12mm laminate retails at $2.50 to $6.00 per sqft material and $5 to $11 installed in 2026. The premium over 8mm laminate is roughly $1 to $2 per sqft material; the premium over 10mm is $0.50 to $1.
Is 12mm laminate worth it over 8mm?
Yes in three specific scenarios: when installing over an imperfect subfloor (12mm bridges minor irregularities better), when sound dampening matters (downstairs neighbours, home theatre, sound-sensitive bedroom), or when you want the premium underfoot feel that closely mimics hardwood. For most flat-subfloor bedroom installs, 8mm is functionally equivalent at lower cost.
Does 12mm laminate sound better than 8mm?
Yes meaningfully. The additional 4mm of HDF core dampens impact sound (footfall, dropped objects) by roughly 30 to 40 percent compared to 8mm. The hollow-tap sound that gives away cheap laminate is significantly reduced. For apartments and townhomes where downstairs neighbours hear footfall, 12mm with cork-foam underlay is the right combination.
Does thicker laminate last longer?
Only indirectly. The wear layer (the top transparent overlay) is the same thickness on most planks regardless of overall plank thickness. AC rating matters more for wear life than mm thickness. What 12mm gives you is better resistance to subfloor moisture (more material to absorb minor humidity changes) and better integrity at the click-lock joint (more material at the engagement face).
What thickness do most laminate planks come in?
The four standard thicknesses are 6mm, 8mm, 10mm, and 12mm. 6mm is budget-tier only (TrafficMaster); 8mm is the most common mid-range; 10mm bridges to premium; 12mm is the residential premium ceiling. 14mm exists in commercial lines (Pergo Defense+, Quick-Step Largo) but is uncommon in residential channels.
Does 12mm laminate need different underlay?
No, standard foam or vapour-barrier underlay works with any plank thickness. Many 12mm premium planks ship with cork or foam underlay attached, in which case you skip the underlay line entirely. If buying separately, foam at $0.15 to $0.30 per sqft for standard rooms; cork or upgraded foam at $0.40 to $0.75 if you want maximum sound dampening.
Will 12mm raise my floor height noticeably?
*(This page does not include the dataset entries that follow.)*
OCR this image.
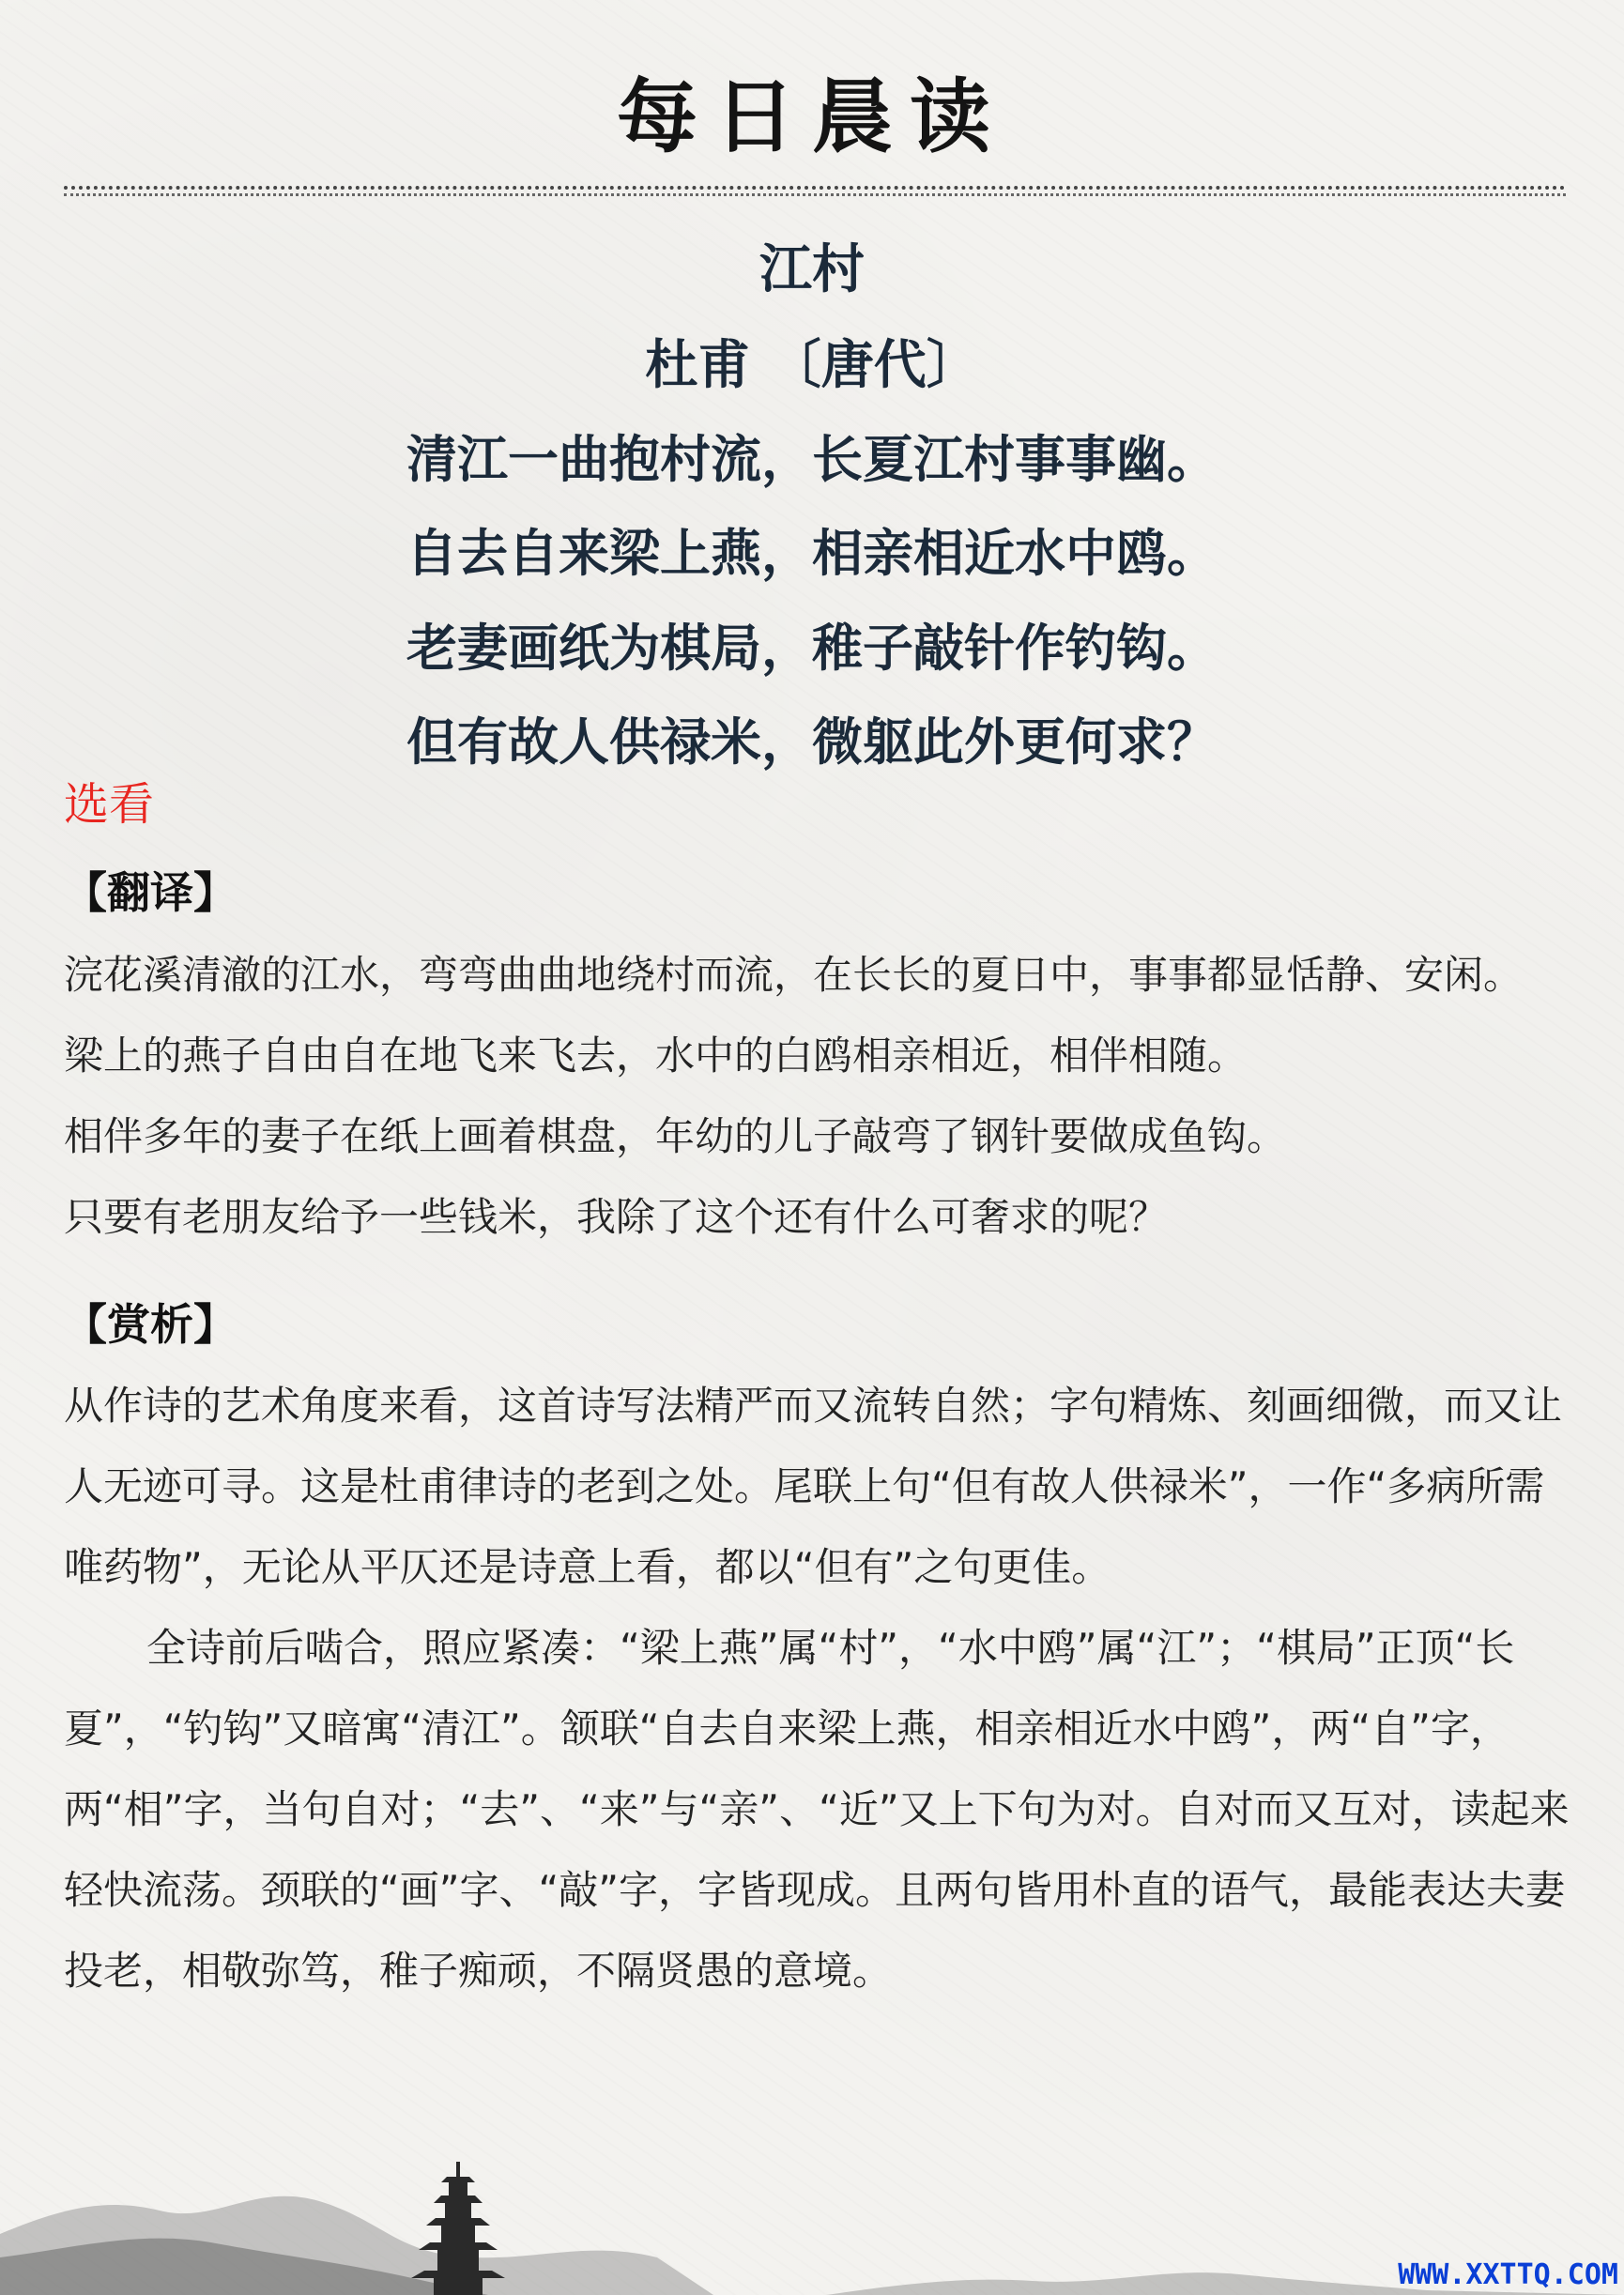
每日晨读
江村
杜甫 〔唐代〕
清江一曲抱村流，长夏江村事事幽。
自去自来梁上燕，相亲相近水中鸥。
老妻画纸为棋局，稚子敲针作钓钩。
但有故人供禄米，微躯此外更何求？
选看
【翻译】
浣花溪清澈的江水，弯弯曲曲地绕村而流，在长长的夏日中，事事都显恬静、安闲。
梁上的燕子自由自在地飞来飞去，水中的白鸥相亲相近，相伴相随。
相伴多年的妻子在纸上画着棋盘，年幼的儿子敲弯了钢针要做成鱼钩。
只要有老朋友给予一些钱米，我除了这个还有什么可奢求的呢？
【赏析】

从作诗的艺术角度来看，这首诗写法精严而又流转自然；字句精炼、刻画细微，而又让人无迹可寻。这是杜甫律诗的老到之处。尾联上句“但有故人供禄米”，一作“多病所需唯药物”，无论从平仄还是诗意上看，都以“但有”之句更佳。

全诗前后啮合，照应紧凑：“梁上燕”属“村”，“水中鸥”属“江”；“棋局”正顶“长夏”，“钓钩”又暗寓“清江”。颔联“自去自来梁上燕，相亲相近水中鸥”，两“自”字，两“相”字，当句自对；“去”、“来”与“亲”、“近”又上下句为对。自对而又互对，读起来轻快流荡。颈联的“画”字、“敲”字，字皆现成。且两句皆用朴直的语气，最能表达夫妻投老，相敬弥笃，稚子痴顽，不隔贤愚的意境。

WWW.XXTTQ.COM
Yes by about 4mm (roughly 1/6 of an inch) compared to 8mm. Most doors swing fine with the extra height; the few that drag will need a small undercut at the bottom edge ($30 to $50 in carpenter time per door). Refrigerators and other appliances with toe-kick clearance are unaffected. Stair risers are unaffected (laminate stair systems use shorter planks).